Monday’s announcement by IOOF that it will buy 100 per cent of MLC for $1.44 billion would make it the largest player by adviser numbers in Australia on current numbers. The deal continues the exit of the big four banks from the wealth industry. According to IOOF, the acquisition would vault it to the very top of the list of retail wealth managers by funds under administration ($510 billion) and would make it the second-largest superannuation provider, with combined assets of $173 billion. The ambitious takeover, which is still subject to regulatory approval, would certainly make IOOF a new behemoth, but not all advisers in MLC’s wealth network were happy with the announcement.
A Big Deal
The fact that the deal was “big” was acknowledged by IOOF Chief executive Renato Mota, who told the AFR, “I think it's a once-in-a-generation transaction.” If the deal goes through it would potentially see IOOF servicing over 2.2 million Australians by June next year. Mota confirmed that IOOF is positioning itself to be one of the few very big players of scale in Australia’s vast superannuation sector, with IOOF looking to dominate the retail space. Mr Mota told investors he expects to see five or six super funds dominate the industry in the coming years, with IOOF being part of that pack. However, Mota was at pains to point out the deal was not just to achieve scale for the sake of it, and that IOOF would benefit though "synergies" of up to $150 million a year within three years and add 20 per cent to the groups' earnings per share. "It’s about creating scale and driving simplification to deliver better outcomes to clients and shareholders. That’s the primary driver here," Mr Mota said.
The takeover comes after IOOF’s its acquisition of ANZ Wealth, which IOOF successfully renegotiated down $125 million from the original $975 million asking price. Mota pointed to IOOF’s success in integrating ANZ wealth over the last 18 months and explained that the group was now processing one intertwined migration, rather than two separate ones. “Much of the integration processes and systems exist already because of ANZ…the infrastructure, framework and knowledge are already there.”

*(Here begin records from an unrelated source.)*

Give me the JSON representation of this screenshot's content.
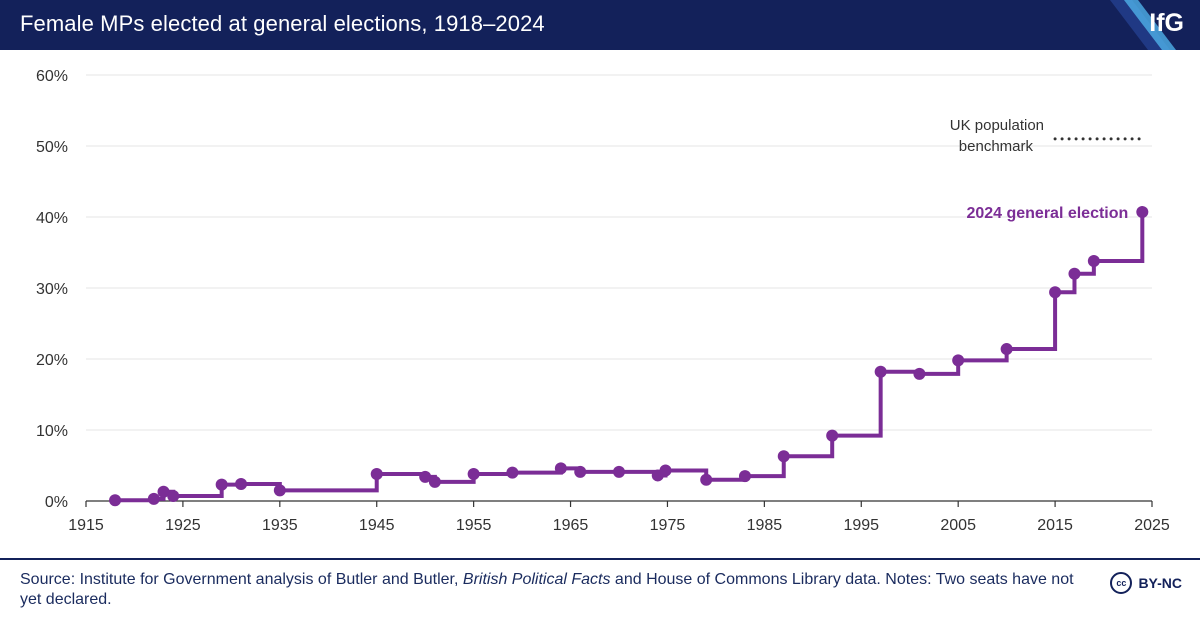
{
  "header": {
    "title": "Female MPs elected at general elections, 1918–2024",
    "logo_text": "IfG"
  },
  "colors": {
    "header_bg": "#13215a",
    "series": "#7b2d96",
    "benchmark": "#333333",
    "grid": "#e6e6e6",
    "axis_text": "#333333"
  },
  "chart_data": {
    "type": "line",
    "step": true,
    "title": "Female MPs elected at general elections, 1918–2024",
    "xlabel": "",
    "ylabel": "",
    "xlim": [
      1915,
      2025
    ],
    "ylim": [
      0,
      60
    ],
    "x_ticks": [
      1915,
      1925,
      1935,
      1945,
      1955,
      1965,
      1975,
      1985,
      1995,
      2005,
      2015,
      2025
    ],
    "y_ticks": [
      0,
      10,
      20,
      30,
      40,
      50,
      60
    ],
    "y_tick_labels": [
      "0%",
      "10%",
      "20%",
      "30%",
      "40%",
      "50%",
      "60%"
    ],
    "grid": true,
    "series": [
      {
        "x": [
          1918,
          1922,
          1923,
          1924,
          1929,
          1931,
          1935,
          1945,
          1950,
          1951,
          1955,
          1959,
          1964,
          1966,
          1970,
          1974,
          1974.8,
          1979,
          1983,
          1987,
          1992,
          1997,
          2001,
          2005,
          2010,
          2015,
          2017,
          2019,
          2024
        ],
        "y": [
          0.1,
          0.3,
          1.3,
          0.7,
          2.3,
          2.4,
          1.5,
          3.8,
          3.4,
          2.7,
          3.8,
          4.0,
          4.6,
          4.1,
          4.1,
          3.6,
          4.3,
          3.0,
          3.5,
          6.3,
          9.2,
          18.2,
          17.9,
          19.8,
          21.4,
          29.4,
          32.0,
          33.8,
          40.7
        ]
      }
    ],
    "benchmark": {
      "label_line1": "UK population",
      "label_line2": "benchmark",
      "value": 51,
      "x_range": [
        2015,
        2024
      ]
    },
    "annotation": {
      "text": "2024 general election",
      "x": 2024,
      "y": 40.7
    }
  },
  "footer": {
    "source_prefix": "Source: Institute for Government analysis of Butler and Butler, ",
    "source_italic": "British Political Facts",
    "source_suffix": " and House of Commons Library data. Notes: Two seats have not yet declared.",
    "license": "BY-NC",
    "cc_symbol": "cc"
  }
}
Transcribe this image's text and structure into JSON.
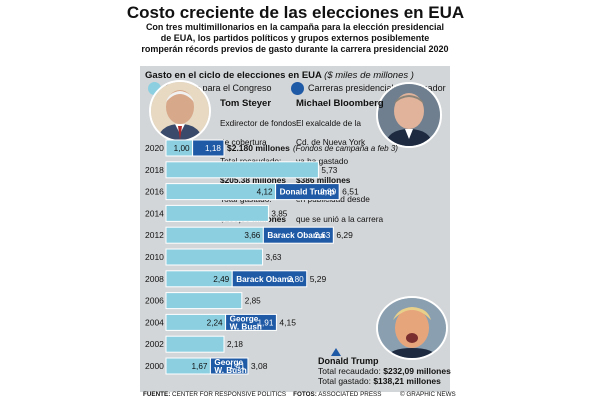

Adviser Migration to IOOF Licensee’s
Under the terms of the deal, IOOF will acquire the MLC brand and that of Godfrey Pembroke. Rather than acquire MLC’s other licensee brands, it will ask over 500 advisers from the recently retired brands of Garvan, Meritum and Apogee and to cross to IOOF’s own brands. Mota said this arrangement would circumvent "exposure to liability" as NAB would legally retain liability for historic advice provided under those licences and any associated client remediation. Mota said the decision was about “de-risking the transaction from a remediation obligation perspective”.
Advisers Not Happy
The deal may be welcomed by the corporate giants, but not everyone is happy with the proposal. Platinum adviser and radio personality Scott Haywood wrote to MLC to terminate his licence agreement and implored his peers to do the same. Haywood said neither IOOF nor MLC consulted with the network of financial advisers before announcing the deal and they should not count on them voluntarily joining the combined wealth manager. He told the AFR "I can't be part of an old school conglomerate like AMP…I can't go backwards."
Mr Haywood said he was in discussion with other Garvan and MLC firms and many shared his concern over IOOF's business model and regulatory compliance track record and expected many would join him in leaving the network. He believes IOOF’s "multi-brand approach" and disparate focus on salaried, technology-based and self-employed advice models, was akin to a "conglomerate". In the article he was also quoted saying IOOF had a reputation among advisers as being "ruthless" and "interested in profits over clients".
Several other advisers from MLC brands who were contacted by Adviser Ratings voiced similar concerns, saying IOOF looked like it was just going to replace AMP at the top of Australia’s wealth sector in an almost “like for like” substitution. One also mentioned the “travesty” that after all the dislocation and regulatory change that has come about after the Hayne Royal Commission, nothing of note has been done in relation to vertical integration in the financial services sector. “The banks may be moving out of advice, but the problem still exists in the industry and this IOOF deal will just compound the issue”, they said.